Master Witcher, Master Gwenter

CD Projekt’s The Witcher 3: Wild Hunt was released worldwide on 19 May, 2015. I bought it on release day, despite not playing the first two Witcher games. This meant that during the scene in Vizima where Geralt is interrogated over the events of the first two games, my eyes glossed over as the history of name after name of nobodies who held no significance to me were explained. Yes, sure, whatever, I guess I killed Letho; sure, I sided with Roche over Iorveth; sure, Silé de Something-or-other was exploded by a malfunctioning crystal: I don’t care*, just let me get back to ogling Yen. I had, however, read one of the collections of short stories, which I enjoyed. I also made an attempt at reading the novels, though I gave up on these after the first twenty pages. My half-attempt at researching the novels tells me that the original English translations of the novels were rushed and terrible but now there is a better translation. This matters little to me, because my rule still applies. For me, it is either learn Polish or content myself with never reading the books. I know which one I am going to do. In the five years since that release, the series has grown and grown in popularity. The base game and its expansions, Hearts of Stone and Blood and Wine, find themselves amongst the highest acclaimed games in the history of the medium; the books are having a renaissance in popularity; and there is even now a Netflix adaptation, which has its critics but appears popular enough to have earned itself a second series.

But none of this is important to me. What is important is that, nearly a full five years after first playing the game, I unlocked the Card Collector achievement. Five long years. And all because over the course of many playthroughs over those five years I never once encountered the Person in Distress on the island east of Oreton, who turns out to be the merchant who is the only person you can get a particular card from.

I cannot tell you how ecstatic I was when I found him, played him and the achievement noise sounded followed by Card Collector appearing on the screen.

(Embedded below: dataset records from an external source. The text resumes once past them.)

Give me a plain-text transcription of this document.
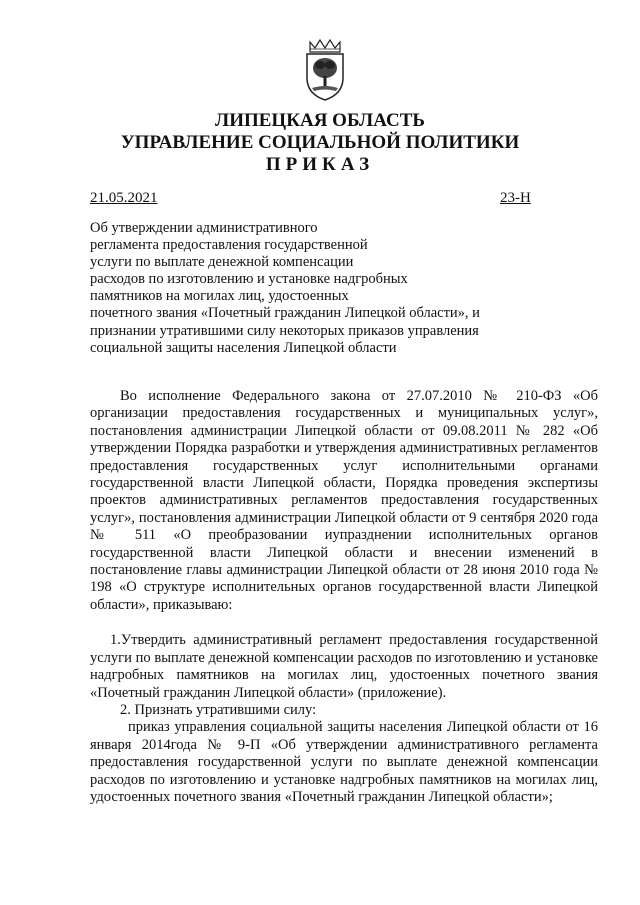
ЛИПЕЦКАЯ ОБЛАСТЬ
УПРАВЛЕНИЕ СОЦИАЛЬНОЙ ПОЛИТИКИ
ПРИКАЗ
21.05.2021	23-Н
Об утверждении административного
регламента предоставления государственной
услуги по выплате денежной компенсации
расходов по изготовлению и установке надгробных
памятников на могилах лиц, удостоенных
почетного звания «Почетный гражданин Липецкой области», и
признании утратившими силу некоторых приказов управления
социальной защиты населения Липецкой области

Во исполнение Федерального закона от 27.07.2010 № 210-ФЗ «Об организации предоставления государственных и муниципальных услуг», постановления администрации Липецкой области от 09.08.2011 № 282 «Об утверждении Порядка разработки и утверждения административных регламентов предоставления государственных услуг исполнительными органами государственной власти Липецкой области, Порядка проведения экспертизы проектов административных регламентов предоставления государственных услуг», постановления администрации Липецкой области от 9 сентября 2020 года № 511 «О преобразовании иупразднении исполнительных органов государственной власти Липецкой области и внесении изменений в постановление главы администрации Липецкой области от 28 июня 2010 года № 198 «О структуре исполнительных органов государственной власти Липецкой области», приказываю:

1.Утвердить административный регламент предоставления государственной услуги по выплате денежной компенсации расходов по изготовлению и установке надгробных памятников на могилах лиц, удостоенных почетного звания «Почетный гражданин Липецкой области» (приложение).

2. Признать утратившими силу:

приказ управления социальной защиты населения Липецкой области от 16 января 2014года № 9-П «Об утверждении административного регламента предоставления государственной услуги по выплате денежной компенсации расходов по изготовлению и установке надгробных памятников на могилах лиц, удостоенных почетного звания «Почетный гражданин Липецкой области»;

I’ll tell you what I did to celebrate: I saved the game, turned off the console, unplugged it and put it in the attic. I no longer have any need to play games because nothing else will ever top that.

Now I can finally become a productive person of society. I won’t, of course. But now there is nothing stopping me from doing it if I so wished to do it.

*Yes, I know: the answers determine whether or not certain characters and their related quests appear in the game and impact on other character’s relationship with Geralt. But I didn’t know this at the beginning when answering the questions — and neither did you, so save yourself the energy of typing out the comment.